The limitations of software built specifically for Android tablets becomes quickly apparent after using the Galaxy Tab for an hour or so. While Apple's App Store neatly divides apps into categories, letting you know which ones are optimized for the iPhone, iPad or both, it is less clear in the Android Market whether an app is optimized for tablet devices. There is a "featured tablet apps" section on the Market home screen, but once you start using the search function or navigating through categories it's not as clear which apps are for phones and which are for tablets.

Some are great on both, Angry Birds for example. But others will look distorted. In one case, an Android phone game called "Jewellust," about a third of the application gets cut off on the right side of the screen when displayed on the Galaxy Tab. iPhone apps don't always look great on the iPad, but you at least have the option of viewing them in half- or full-screen mode, and they are typically usable. 

My favorite aspect of the Galaxy Tab, compared with the iPad, is the ability to create widgets, for example allowing you to see new emails or weather updates on your home page. I also like the ability to see a list of currently open applications complete with an image of their previous state - with the iPad, you can only see the icons of your currently running applications. 

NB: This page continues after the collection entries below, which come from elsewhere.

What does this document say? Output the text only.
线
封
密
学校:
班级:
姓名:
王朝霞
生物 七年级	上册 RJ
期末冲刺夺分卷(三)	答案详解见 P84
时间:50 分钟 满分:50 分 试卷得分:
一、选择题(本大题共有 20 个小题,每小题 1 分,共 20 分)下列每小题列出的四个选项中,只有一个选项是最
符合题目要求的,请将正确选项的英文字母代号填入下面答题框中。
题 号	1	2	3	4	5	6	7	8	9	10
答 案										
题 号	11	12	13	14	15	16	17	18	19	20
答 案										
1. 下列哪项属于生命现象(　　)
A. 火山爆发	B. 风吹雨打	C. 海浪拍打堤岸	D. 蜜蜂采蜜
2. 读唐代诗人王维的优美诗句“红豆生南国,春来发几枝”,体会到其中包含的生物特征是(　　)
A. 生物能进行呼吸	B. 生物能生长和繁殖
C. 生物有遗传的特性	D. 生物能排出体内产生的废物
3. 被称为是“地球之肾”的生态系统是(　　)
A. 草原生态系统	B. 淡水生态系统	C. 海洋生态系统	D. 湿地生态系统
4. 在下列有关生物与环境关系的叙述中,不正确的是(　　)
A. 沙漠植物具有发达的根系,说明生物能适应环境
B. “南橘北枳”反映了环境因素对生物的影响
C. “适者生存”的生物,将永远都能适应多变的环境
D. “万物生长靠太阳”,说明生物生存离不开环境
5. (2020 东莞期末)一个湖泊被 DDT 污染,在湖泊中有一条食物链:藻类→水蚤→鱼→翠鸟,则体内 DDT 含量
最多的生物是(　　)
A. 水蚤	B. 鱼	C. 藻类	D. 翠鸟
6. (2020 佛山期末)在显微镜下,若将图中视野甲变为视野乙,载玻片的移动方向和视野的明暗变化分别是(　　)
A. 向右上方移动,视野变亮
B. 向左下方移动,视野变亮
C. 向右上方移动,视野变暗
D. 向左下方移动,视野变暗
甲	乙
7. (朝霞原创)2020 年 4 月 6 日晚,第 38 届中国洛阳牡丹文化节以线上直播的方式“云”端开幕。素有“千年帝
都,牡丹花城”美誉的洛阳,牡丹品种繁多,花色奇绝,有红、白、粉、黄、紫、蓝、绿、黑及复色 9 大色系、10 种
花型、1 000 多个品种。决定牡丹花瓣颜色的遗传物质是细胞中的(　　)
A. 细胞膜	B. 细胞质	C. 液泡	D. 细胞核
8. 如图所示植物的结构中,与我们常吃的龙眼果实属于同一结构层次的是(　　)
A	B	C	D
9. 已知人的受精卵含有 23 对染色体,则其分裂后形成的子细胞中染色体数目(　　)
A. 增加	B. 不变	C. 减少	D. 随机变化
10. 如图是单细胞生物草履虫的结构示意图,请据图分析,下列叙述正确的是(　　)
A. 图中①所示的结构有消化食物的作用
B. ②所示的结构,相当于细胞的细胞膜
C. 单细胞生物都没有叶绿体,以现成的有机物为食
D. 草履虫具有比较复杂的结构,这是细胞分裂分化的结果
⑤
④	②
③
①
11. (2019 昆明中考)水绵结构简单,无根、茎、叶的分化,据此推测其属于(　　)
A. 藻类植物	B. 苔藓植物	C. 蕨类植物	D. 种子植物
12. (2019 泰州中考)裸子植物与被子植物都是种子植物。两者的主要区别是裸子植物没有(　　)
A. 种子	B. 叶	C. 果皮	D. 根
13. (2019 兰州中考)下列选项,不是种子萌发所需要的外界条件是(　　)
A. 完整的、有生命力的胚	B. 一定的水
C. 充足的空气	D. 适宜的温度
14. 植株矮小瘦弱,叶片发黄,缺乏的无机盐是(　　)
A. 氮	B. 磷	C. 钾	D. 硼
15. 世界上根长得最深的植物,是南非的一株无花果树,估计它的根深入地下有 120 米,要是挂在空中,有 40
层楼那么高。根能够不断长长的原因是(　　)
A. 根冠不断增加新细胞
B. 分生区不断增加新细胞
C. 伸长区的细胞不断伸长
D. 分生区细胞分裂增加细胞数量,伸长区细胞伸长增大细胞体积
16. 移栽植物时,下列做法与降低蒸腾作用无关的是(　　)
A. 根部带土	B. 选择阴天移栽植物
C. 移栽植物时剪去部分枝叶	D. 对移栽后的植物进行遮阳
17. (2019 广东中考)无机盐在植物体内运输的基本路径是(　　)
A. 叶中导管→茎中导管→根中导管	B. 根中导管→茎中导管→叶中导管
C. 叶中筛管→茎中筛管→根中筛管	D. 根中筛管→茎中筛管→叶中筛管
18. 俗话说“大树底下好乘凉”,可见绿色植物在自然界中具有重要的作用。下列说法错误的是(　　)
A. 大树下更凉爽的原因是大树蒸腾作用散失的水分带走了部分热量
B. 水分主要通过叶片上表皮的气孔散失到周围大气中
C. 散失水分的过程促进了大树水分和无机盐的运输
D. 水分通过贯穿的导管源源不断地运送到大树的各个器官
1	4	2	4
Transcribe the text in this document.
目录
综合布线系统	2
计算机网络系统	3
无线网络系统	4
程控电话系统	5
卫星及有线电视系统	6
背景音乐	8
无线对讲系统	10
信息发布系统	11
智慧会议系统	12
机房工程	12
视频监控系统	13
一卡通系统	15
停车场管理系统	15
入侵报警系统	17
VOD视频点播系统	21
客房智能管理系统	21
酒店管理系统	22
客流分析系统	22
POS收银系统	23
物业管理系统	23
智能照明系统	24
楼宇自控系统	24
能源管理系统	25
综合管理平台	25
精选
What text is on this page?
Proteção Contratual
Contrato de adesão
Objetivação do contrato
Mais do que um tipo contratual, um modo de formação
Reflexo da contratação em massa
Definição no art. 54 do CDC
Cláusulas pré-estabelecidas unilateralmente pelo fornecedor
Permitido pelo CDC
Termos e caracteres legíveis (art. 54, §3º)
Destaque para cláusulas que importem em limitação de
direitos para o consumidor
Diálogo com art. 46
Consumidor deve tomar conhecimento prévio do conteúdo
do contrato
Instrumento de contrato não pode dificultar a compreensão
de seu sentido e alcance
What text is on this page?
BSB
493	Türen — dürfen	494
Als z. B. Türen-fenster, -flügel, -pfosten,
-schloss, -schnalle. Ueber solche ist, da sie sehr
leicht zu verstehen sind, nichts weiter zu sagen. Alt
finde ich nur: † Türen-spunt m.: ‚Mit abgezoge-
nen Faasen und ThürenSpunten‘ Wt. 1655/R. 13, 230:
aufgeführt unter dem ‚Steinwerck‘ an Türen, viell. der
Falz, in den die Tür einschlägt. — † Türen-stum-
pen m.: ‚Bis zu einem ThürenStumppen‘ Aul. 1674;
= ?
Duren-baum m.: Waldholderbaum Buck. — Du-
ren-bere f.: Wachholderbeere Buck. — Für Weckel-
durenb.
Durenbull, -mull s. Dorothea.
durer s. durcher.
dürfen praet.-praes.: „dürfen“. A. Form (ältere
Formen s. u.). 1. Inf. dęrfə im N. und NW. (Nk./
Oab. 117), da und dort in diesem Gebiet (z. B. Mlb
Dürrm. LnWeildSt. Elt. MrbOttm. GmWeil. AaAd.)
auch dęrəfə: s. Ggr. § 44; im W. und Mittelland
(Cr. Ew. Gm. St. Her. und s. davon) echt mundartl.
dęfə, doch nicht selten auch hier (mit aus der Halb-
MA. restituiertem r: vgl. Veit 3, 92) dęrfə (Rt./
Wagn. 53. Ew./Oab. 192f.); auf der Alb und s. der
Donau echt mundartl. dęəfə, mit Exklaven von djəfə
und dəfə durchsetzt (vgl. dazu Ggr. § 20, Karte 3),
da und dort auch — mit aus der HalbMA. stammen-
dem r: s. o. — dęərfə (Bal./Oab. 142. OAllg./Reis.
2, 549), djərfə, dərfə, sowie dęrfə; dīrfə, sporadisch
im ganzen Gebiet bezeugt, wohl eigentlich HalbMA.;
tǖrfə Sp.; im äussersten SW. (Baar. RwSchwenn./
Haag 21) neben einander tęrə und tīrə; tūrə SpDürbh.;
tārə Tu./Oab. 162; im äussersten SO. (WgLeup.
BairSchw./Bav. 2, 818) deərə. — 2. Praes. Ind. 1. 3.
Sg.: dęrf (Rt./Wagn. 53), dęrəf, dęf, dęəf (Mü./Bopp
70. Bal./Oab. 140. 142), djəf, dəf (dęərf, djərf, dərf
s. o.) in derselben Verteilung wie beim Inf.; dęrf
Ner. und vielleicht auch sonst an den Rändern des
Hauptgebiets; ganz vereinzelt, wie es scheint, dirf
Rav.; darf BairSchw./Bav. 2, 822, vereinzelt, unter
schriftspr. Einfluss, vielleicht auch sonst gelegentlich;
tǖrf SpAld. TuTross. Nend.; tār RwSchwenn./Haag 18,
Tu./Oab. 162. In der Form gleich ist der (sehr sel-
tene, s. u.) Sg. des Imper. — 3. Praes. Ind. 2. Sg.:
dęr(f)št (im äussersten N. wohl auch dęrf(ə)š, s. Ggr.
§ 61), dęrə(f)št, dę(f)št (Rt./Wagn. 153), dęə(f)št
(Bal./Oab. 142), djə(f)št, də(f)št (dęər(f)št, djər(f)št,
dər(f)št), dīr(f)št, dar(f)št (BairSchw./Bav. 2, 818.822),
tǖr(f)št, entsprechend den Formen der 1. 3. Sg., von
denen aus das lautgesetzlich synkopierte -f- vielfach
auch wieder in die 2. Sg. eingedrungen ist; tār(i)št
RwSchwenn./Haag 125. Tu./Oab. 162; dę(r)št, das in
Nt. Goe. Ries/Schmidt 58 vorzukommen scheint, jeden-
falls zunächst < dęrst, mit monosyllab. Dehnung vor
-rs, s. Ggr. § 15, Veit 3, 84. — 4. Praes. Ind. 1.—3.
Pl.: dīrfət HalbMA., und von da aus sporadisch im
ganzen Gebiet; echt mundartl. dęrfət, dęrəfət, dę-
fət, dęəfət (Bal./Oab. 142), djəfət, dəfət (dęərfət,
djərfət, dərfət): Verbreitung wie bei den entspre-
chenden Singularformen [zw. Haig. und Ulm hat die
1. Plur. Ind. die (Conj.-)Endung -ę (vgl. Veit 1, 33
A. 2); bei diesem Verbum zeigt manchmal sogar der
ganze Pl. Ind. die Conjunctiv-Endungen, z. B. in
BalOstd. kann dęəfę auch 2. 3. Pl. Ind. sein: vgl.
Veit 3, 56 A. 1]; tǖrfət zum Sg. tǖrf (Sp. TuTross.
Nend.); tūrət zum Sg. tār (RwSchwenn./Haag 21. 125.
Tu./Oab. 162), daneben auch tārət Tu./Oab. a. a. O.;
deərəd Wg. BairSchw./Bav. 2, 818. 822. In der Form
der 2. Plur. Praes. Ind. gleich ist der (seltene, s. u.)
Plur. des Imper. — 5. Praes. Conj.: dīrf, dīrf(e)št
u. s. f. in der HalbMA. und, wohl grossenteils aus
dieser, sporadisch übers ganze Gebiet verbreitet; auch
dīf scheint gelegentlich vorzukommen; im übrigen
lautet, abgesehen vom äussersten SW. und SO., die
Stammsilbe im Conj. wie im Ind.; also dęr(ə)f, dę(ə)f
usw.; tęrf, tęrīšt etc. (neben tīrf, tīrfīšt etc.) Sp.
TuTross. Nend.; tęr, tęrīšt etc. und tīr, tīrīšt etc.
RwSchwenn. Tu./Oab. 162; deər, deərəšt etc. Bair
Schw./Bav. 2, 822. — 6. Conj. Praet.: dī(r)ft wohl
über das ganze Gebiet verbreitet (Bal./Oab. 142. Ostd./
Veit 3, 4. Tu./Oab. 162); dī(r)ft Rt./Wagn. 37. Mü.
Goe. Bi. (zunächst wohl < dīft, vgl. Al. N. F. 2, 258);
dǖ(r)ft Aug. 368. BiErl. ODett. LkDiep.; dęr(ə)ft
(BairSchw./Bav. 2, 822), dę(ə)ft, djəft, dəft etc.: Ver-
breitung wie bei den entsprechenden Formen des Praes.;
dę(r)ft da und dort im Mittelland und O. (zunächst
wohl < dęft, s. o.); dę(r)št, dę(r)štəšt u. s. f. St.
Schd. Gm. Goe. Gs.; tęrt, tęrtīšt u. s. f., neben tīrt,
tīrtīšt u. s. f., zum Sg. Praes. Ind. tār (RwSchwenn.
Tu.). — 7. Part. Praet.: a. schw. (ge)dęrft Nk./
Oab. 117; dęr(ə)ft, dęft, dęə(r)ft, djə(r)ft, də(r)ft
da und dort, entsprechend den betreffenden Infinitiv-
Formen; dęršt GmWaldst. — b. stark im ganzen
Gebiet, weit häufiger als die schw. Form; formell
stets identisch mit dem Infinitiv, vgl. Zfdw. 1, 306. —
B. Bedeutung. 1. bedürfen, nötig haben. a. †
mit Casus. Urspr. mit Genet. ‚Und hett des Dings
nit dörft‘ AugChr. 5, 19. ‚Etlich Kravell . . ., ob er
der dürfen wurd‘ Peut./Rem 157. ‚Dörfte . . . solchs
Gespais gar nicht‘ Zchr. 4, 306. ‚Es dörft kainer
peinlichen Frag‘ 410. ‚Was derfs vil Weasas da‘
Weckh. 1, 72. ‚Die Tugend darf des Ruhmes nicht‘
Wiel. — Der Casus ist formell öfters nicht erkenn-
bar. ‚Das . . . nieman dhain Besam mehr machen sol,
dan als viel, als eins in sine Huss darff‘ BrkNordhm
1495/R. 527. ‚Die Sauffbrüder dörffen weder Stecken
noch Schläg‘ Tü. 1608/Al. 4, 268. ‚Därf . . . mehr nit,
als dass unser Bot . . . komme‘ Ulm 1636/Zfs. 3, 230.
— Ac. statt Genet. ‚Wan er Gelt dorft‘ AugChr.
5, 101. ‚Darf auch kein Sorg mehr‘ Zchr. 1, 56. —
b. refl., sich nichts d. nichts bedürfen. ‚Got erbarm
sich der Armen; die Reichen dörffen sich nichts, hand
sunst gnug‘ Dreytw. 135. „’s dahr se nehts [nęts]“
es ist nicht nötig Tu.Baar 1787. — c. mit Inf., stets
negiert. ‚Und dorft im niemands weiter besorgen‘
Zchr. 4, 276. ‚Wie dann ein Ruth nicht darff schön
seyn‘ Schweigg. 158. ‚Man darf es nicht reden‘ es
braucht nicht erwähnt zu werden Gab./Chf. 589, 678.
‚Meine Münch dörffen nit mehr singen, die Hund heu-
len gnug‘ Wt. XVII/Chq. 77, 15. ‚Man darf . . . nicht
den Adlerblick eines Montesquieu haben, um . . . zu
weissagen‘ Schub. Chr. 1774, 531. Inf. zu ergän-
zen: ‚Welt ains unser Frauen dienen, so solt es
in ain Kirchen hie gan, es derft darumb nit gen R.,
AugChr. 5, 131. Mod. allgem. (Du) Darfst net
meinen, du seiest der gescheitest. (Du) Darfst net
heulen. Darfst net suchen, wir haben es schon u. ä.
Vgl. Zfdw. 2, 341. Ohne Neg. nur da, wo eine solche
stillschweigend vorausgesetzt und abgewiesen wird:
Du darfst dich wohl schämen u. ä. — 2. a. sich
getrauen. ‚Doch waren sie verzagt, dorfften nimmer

No tablet really has true "multi-tasking," in my mind, meaning the ability to view and manipulate two programs at once. For example, you can't use an iPad or Android to view multiple Web pages at once, to look at two documents at once, or to view a Web page and a document simultaneously.

But Android does offer one further step toward multi-tasking. When you're in an application, the bottom of the screen shows notifications and provides access to the device's settings. 

The limited edition Galaxy Tab runs Android version 3.0, but will be upgraded to 3.1, complete with the ability to rent movies. Google's new cloud music service is live, offering a credible alternative to iTunes. We can expect further improvements from Android as the months go by, but my experience with the Galaxy Tab did not make me regret my decision to purchase an iPad 2, which also has greater battery life.

The Galaxy Tab 10.1 is expected to come in 16, 32 and 64 gigabyte configurations, with reports indicating a starting price of $500, on par with the iPad 2. Like other Android tablets, it supports Adobe Flash (unlike the iPad), and has a dual-core, 1 GHz processor, as does the iPad 2. The Samsung Tab provides 1GB of ram, twice as much as the iPad 2, but I didn't notice any significant difference between the two devices in terms of speed. While the iPad has some limitations, everything you can do on the iPad works perfectly, with none of the hassles I've experienced with both Android phones and tablets. 

From what I can tell, the Galaxy Tab 10.1 will launch as a Wi-Fi-only device, with 4G models coming later this year.